Blumen und Schmetterlinge auf dem iPhone
Steffen Meier beschreibt im Folgenden die ersten Schritte vom Fachbuchverlag Ulmer, über Smartphones zu publizieren. Behandelt wird die "Geschichte" der gegenwärtig neun verlagseigenen iPhone-Apps.
Über iPhone-Apps von deutschen Verlagen wurde viel geschrieben – bei genauerer Betrachtung aber oft nur Marketingfeuerwerke gezündet. Welche besonderen Problemstellungen und Fragen auf einen Verlag bei der App-Erstellung zukommen, blieb größtenteils ungesagt. Gerade aber in einem so jungen Markt sollte ein offener Informationsautausch eigentlich allgemein gewollt sein, um für sich selbst die richtigen Entscheidungen treffen zu können.
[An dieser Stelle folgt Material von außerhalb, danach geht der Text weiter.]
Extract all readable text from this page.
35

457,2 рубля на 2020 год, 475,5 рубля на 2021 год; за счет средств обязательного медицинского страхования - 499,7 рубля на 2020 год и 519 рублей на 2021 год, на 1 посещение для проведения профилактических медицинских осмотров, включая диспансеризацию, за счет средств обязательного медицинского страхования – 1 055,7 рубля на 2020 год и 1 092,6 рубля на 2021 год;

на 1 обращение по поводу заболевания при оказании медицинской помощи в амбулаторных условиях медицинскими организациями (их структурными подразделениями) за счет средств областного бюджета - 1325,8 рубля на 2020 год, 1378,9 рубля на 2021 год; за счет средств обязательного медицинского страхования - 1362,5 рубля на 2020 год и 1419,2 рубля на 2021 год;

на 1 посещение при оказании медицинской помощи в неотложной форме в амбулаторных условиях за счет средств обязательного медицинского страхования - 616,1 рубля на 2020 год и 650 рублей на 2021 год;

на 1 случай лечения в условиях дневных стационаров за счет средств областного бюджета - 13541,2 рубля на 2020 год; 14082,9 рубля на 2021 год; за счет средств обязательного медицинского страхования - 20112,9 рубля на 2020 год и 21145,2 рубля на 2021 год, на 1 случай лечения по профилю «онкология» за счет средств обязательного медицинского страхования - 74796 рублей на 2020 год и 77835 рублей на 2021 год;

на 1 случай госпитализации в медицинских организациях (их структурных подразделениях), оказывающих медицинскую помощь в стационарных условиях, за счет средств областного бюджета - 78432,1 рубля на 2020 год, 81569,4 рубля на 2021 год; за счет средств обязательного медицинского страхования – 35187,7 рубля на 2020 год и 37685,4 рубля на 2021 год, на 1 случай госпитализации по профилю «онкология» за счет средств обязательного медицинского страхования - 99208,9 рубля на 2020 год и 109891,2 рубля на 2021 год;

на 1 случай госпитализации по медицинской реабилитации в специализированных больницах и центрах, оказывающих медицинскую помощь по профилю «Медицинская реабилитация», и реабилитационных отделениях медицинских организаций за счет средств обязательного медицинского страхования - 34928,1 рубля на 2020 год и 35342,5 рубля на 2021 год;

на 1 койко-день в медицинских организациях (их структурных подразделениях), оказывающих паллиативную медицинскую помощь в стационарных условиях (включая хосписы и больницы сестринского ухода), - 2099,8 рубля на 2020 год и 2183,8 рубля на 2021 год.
Es fehlen oft schlicht die Basics, auch die mitunter entscheidende Rolle der Technik und der Prozesse, aber auch der zugrundeliegenden Strategie wird gerne ausgeblendet. Es wäre schön, wenn dieser Artikel mit ein Anstoß sein könnte, in Zukunft weniger brustschwellendes "Wir machen jetzt auch Apps!", sondern eher neugieriges "Wie macht ihr das?" zu hören und zu lesen.
Deswegen hier ein Praxisbericht, offen und direkt, von drei Spezialisten auf diesem Gebiet, ein kleines Fazit läßt sich der Autor des Artikels natürlich nicht nehmen – wichtiger wäre mir aber hier und andernortens Kommentare, Fragen, Kritik und offene Diskussionen.
Im Sommer 2009 beschlossen der Verlag Eugen Ulmer (Verlagsporträt), zu unserer im März 2010 geplanten Naturbuchreihe "Steinbachs Naturführer" erste Erfahrungen mit iPhone-Applikationen zu sammeln – dies war auch das primäre strategische Ziel.
Fragestellungen wie "Was müssen wir technisch tun?", "Umsetzung allein oder mit Partner?", "Welche besonderen Herausforderungen stellen Fachbuchinhalte hier dar?", aber auch "Wie reagiert der Markt, welches Potenzial könnte hinter Apps stecken?" sollten geklärt werden.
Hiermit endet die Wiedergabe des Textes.